Lu dans L'Homme Nouveau :
"En janvier, alors que tombait le gouvernement libanais, un projet de loi passait inaperçu. Le ministre du Travail, le chrétien Boutros Harb, proposait alors d’interdire pendant 15 ans les ventes de terres entre chrétiens et musulmans. Confronté aux critiques dénonçant une tentative de «ségrégation religieuse», le ministre affirmait qu’il entendait préserver la coexistence au Liban : «Un phénomène malsain se développe, je ne fais que tirer la sonnette d'alarme». Il évoquait alors des opérations d’achats «organisées ou semi-organisées de terrains appartenant à certaines confessions, par des individus ou sociétés d’autres confessions.» Ce projet a eu le mérite de soulever un problème réel pour la communauté chrétienne. Car sans la nommer, c’est elle que cette loi voudrait protéger.
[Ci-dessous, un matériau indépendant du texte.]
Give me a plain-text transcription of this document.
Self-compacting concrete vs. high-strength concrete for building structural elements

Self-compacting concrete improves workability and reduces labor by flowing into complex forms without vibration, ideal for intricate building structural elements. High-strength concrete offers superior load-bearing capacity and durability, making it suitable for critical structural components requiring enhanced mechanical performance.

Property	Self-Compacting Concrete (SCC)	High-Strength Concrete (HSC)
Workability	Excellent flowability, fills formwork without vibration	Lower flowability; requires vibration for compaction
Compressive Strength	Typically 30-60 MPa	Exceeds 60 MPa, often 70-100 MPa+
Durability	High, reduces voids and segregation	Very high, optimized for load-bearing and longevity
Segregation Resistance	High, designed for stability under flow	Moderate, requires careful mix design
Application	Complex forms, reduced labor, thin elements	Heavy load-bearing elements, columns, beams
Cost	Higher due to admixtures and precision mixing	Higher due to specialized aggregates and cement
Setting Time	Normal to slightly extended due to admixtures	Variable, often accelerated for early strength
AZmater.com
Longtemps ignoré, le rachat des terres chrétiennes est devenu un sujet d’inquiétude formulé aussi bien par des responsables religieux que politiques. […] En clair, les musulmans, qu’ils soient chiites ou sunnites reçoivent des aides de leur communauté pour vivre et se développer… les chrétiens non. […] Si certains essaient de se regrouper pour sauver leur terre, la concurrence est déloyale. «Personne ne peut lutter. Les prix augmentent tellement que nous n’avons pas les moyens de garder ces terres, ou de les racheter.». Un exemple récent : l’achat d’un terrain par un musulman de Saïda à un prix exorbitant. «Ce terrain n’est même pas habitable, c’est juste une manière de gagner du terrain», commente-t-il. […] Le terrain qui coûtait 13 000 dollars en 2000 est parti à 97 000 dollars… […] Certains accusent la politique immobilière et démographique de la milice chiite du Hezbollah qui rachèterait des centaines de milliers de kilomètres carrés dans les régions chrétiennes.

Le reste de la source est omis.